Vinícius 13/03/2016
MADRUGADA SANGRENTA
Este livro, desde sua sinopse, promete um desfecho tão surpreendente que deixaria até os leitores mais perspicazes embasbacados, por nunca terem pensado na real explicação. Eu posso dizer que é a mais pura verdade - e é válido lembrar que não estou sendo narcisista, me intitulando como um “leitor perspicaz”, longe disso, só estou concordando com a premissa proposta -, porque Gillian me fez dar voltas e mais voltas sem nunca arranhar a revelação que a estória contém. Além do mais, foi super convincente na abordagem dos personagens, que me pareciam tão incapazes de cometer as atrocidades que movem esta trama, o que é uma clara amostra de sua escrita afiadíssima.
As narrações são conduzidas pelos três personagens-chave, que, alternadamente, vão dando a dimensão dos fatos: Libby Day, seu irmão, Ben Day, e sua mãe, Patty Day. A divisão também é temporal, já que os pontos de vista de intercalam entre os anos de 1985 e 2009.
Na madrugada de 02 de Janeiro de 1985, a família de Libby Day (sua mãe e suas duas irmãs), que na época, tinha apenas sete anos de idade, foi brutalmente assassinada na fazenda em que viviam. O principal suspeito e, por sua vez, condenado pelo crime fora seu irmão, Ben, que àquela altura estava no auge de seus quinze anos e, de acordo com o pensamento popular, fizera toda aquela maldade como parte de um ritual satânico. A partir de então, Libby fora criada por parentes, tendo que mudar-se frequentemente. 24 anos depois, Libby, agora adulta, é uma mulher frígida, solitária e completamente sem rumo na vida. Sua personalidade, por conseguinte, é resultado dos traumas gerados pela carnificina que presenciou. As engrenagens na vida de Libby começam a girar quando ela se vê completamente sem dinheiro, já que os fundos das doações que recebera durante todos aqueles anos estão escasseando, e, como que uma luz no fim do túnel, um grupo de especialistas em crimes brutais, conhecido como Kill Club, vai a sua procura e lhe oferece recompensas financeiras para que ela investigue o massacre de sua família, afinal de contas, todo o processo de condenação de Ben fora bastante confuso, resultado de uma investigação cheia de brechas e de a única testemunha ter sido a própria Libby, que, por ser tão jovem, pode muito bem ter sido manipulada, ou tirado fatos de seu imaginário. Sem nenhuma saída para sua crise financeira, Libby aceita a proposta e, então, passa a encarar todos os “lugares escuros” de sua mente, onde esconde suas lembranças, assim como é obrigada a ficar frente a frente com seu irmão condenado e seu pai omisso, que nunca lhe dera nenhuma assistência, mesmo depois de tudo.
Desde o começo, é importantíssimo elogiar a construção de Libby Day.
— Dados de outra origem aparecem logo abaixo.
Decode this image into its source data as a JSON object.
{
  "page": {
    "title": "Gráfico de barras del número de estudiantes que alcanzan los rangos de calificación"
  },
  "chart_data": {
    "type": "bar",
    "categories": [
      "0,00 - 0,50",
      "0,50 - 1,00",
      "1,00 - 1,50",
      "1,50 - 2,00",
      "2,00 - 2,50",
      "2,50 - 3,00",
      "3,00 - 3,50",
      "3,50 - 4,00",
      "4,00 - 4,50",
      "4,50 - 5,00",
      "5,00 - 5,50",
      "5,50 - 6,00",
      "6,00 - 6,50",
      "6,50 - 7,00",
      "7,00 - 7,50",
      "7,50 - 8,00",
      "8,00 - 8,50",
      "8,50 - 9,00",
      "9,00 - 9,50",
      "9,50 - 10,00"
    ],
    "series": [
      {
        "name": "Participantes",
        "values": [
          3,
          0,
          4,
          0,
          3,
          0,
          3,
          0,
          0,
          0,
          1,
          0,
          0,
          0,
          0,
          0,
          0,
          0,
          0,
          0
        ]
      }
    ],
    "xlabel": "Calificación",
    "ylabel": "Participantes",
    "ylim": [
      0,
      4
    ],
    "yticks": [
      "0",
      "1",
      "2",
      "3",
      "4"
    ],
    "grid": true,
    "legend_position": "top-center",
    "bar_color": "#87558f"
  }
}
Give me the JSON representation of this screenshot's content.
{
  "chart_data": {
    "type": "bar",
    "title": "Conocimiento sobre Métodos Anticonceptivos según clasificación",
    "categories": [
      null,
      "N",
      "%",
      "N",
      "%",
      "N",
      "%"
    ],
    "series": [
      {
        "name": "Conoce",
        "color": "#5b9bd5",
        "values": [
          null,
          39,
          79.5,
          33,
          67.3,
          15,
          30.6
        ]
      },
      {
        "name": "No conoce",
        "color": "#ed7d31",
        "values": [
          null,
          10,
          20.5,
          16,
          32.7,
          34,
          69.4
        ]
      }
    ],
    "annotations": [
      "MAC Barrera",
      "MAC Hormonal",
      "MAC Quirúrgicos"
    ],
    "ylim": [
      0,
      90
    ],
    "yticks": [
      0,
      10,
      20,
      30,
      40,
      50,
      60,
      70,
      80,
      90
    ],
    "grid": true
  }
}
Ela não é nenhuma heroína, ou mulher virtuosa, mas sim, um alguém que acredita ser má, é egoísta, sem compaixão e, acima de tudo, considera que não merece nada de melhor na vida. É sempre muito interessante um ponto de vista dessa forma, que rompe os padrões de comportamento, muitas vezes, atrelados a protagonistas. Analisando bem, esse ponto positivo também se reflete, em diferentes níveis, em todos os personagens. Todos eles são imperfeitos, verossímeis, humanos.
A alternância de pontos de vista no decorrer da narrativa também aguça o interesse pela estória e trabalha muito a favor da autora, já que este artifício reforça argumentos, indica contradições nas versões sobre o crime e, principalmente, esconde o que está verdadeiramente em jogo. Este ponto, por si só, já indica que o texto é muito bem direcionado até seu ponto final.
A revelação sobre o mentor dos assassinatos, bem como os outros segredos de alguns personagens, como já disse e aqui reitero é algo completamente imprevisível, tão bem entranhado a cada capítulo que, durante o curso da leitura, é automaticamente considerado um detalhe pequeno demais para ter relevância. Isso é, sem dúvidas, algo muito engrandecedor. O único ponto que, particularmente, não me foi agradável reside na rapidez adotada durante a reta final para desenrolar todos os mistérios, o que acarretou um nível de tensão menor do que o esperado.
“Lugares Escuros” é o terceiro livro que leio de Gillian Flynn, sendo esta, para mim, uma escritora muito querida, de talento ímpar e com uma habilidade magistral de conduzir seus leitores através de suas jornadas eloquentes pelo desconhecido território que é a face sombria do ser humano.